Starting weights for chins/dips if you can't do 15?

longphant

New Member
I can do about 14 dips body weight and then like 9 chin ups just body weight. How can I incorporate this into my HST routine if I can't even do more than my body weight?
 
you could incoporate a rest pause, which would enable you to get the remainder of the reps,and for your next cycle, aim to achieve more than 9 bodyweight chins so you are progressing
 
If you have access to a dip station with counterweights and/or a lat station (more common) you can start with those and progress until you reach your body weight switching to the regular version of the exercises and even adding weights as you progress to the end of the 5s and beyond.

If you don’t have one or either of those then just keep trying to add reps until you reach the top of the rep range you are in 15s, 10s, 5s.
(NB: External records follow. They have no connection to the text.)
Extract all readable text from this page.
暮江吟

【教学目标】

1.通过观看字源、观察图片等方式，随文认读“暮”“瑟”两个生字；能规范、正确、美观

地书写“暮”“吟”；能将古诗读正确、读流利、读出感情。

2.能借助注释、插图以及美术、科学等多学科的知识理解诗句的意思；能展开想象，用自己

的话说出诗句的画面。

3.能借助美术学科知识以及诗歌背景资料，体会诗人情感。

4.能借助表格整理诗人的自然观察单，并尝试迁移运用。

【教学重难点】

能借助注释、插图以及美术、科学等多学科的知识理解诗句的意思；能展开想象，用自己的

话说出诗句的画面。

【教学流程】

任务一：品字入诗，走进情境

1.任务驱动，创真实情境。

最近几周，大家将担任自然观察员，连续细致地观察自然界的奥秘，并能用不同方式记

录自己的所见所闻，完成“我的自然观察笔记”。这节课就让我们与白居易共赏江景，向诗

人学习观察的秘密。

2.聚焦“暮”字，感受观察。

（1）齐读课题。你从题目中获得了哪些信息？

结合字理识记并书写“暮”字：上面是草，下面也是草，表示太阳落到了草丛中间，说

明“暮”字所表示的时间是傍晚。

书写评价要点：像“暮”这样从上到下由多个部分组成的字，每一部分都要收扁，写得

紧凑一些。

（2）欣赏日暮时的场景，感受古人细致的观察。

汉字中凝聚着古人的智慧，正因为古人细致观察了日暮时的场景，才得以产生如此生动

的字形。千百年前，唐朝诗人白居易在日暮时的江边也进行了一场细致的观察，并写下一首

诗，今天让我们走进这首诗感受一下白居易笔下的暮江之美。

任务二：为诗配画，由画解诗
Once you can do more than the top of the rep range then start adding weight to a belt or in a backpack or even hold a DB between your ankles. Keep adding weight every time you exceed the rep range you are in.
 
Agreed -- chin-up assist machines are your friends. If you don't have access to one, then make do with lat pulldowns until you can pull down your own body weight. Then go to chins.

Sometimes it takes a while before you can do full body weight chin-ups.

Here's a good article with suggestions on how to work up to full body weight chin-ups: http://experiencelife.com/article/clear-the-bar/

And here's another: http://www.stumptuous.com/mistressing-the-pullup

Don't be ashamed to read posts meant for chicks. Women tend to have less upper body strength than men. Thus they need some extra instruction and training. We can profit from it as well.

It was Mistress Krista who first showed me how to squat and led me to HST.